The holiday this past weekend may not have lived up to all of your fairytale expectations — as it tends to do — so who better to turn to than the America's longest-married couple for some much-needed relationship advice?

In a Twitter Q&A organized by Handy, they had some sweet little nuggets of sage love wisdom.

Of course, everyone wanted to know what their "secret" to a lasting, loving marriage was. In response to Twitter user , Ann said, "It’s a lifelong thing. How do you define love? Through actions, understanding, little things…," and John said, "I wish I knew! It’s natural.

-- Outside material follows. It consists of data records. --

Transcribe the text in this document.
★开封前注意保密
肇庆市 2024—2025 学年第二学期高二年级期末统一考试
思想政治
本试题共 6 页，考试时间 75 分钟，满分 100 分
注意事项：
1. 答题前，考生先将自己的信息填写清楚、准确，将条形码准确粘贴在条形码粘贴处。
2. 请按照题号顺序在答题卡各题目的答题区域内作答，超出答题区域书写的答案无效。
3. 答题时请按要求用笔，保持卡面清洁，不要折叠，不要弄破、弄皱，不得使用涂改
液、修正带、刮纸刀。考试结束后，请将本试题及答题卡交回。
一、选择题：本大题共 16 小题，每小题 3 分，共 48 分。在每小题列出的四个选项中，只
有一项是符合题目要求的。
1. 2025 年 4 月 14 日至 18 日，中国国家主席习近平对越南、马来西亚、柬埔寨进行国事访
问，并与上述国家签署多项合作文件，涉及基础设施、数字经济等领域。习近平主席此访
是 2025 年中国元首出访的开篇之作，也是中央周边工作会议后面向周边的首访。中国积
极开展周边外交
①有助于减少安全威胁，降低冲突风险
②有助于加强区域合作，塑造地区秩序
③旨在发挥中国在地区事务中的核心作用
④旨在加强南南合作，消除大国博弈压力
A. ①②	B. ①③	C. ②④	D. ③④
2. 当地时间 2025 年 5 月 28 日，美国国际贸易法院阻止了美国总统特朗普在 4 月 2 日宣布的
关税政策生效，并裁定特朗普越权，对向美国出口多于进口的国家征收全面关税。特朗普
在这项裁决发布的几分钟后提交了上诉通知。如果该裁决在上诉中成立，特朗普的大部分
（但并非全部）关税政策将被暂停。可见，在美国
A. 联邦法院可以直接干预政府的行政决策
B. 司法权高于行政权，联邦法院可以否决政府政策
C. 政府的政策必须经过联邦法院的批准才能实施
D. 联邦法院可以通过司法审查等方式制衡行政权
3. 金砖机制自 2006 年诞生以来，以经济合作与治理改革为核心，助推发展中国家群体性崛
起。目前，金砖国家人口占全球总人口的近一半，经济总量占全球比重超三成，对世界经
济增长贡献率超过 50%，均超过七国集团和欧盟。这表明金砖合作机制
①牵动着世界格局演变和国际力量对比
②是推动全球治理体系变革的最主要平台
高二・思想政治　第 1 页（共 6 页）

An understanding."

Their answers show that there is no singular formula for a successful marriage. Everyone falls in love in different ways. John had a much more love-at-first-sight experience with Ann, while Ann cozied up to him slowly over time, as they explained to @HussainAHunaina.

But after 83 years of marriage, @c9clubbb wondered, “What are some things you do to keep things fresh, new, and entertaining?” Ann emphasized the importance of touch: "We hang onto one another! Just a few little hugs and we’re fine."

And you can tell that whatever they're doing is working. Sure, they're still married, but they still have a sense of humor with one another. When asked, "What do you do after you have an argument? Do you make up on the same day?” Ann said, "I say, 'Oh go do what you want.' Nine out of ten times he doesn't!" John responded, "We never hold grudges. Most arguments are about food," and Ann added, "Yeah, like 'You bought the wrong kind of cucumber!'"

Remind me: why is it bad to sound like an old married couple? Judging by that little interaction alone, it seems like the best thing ever. They seem cool as, well, cucumbers.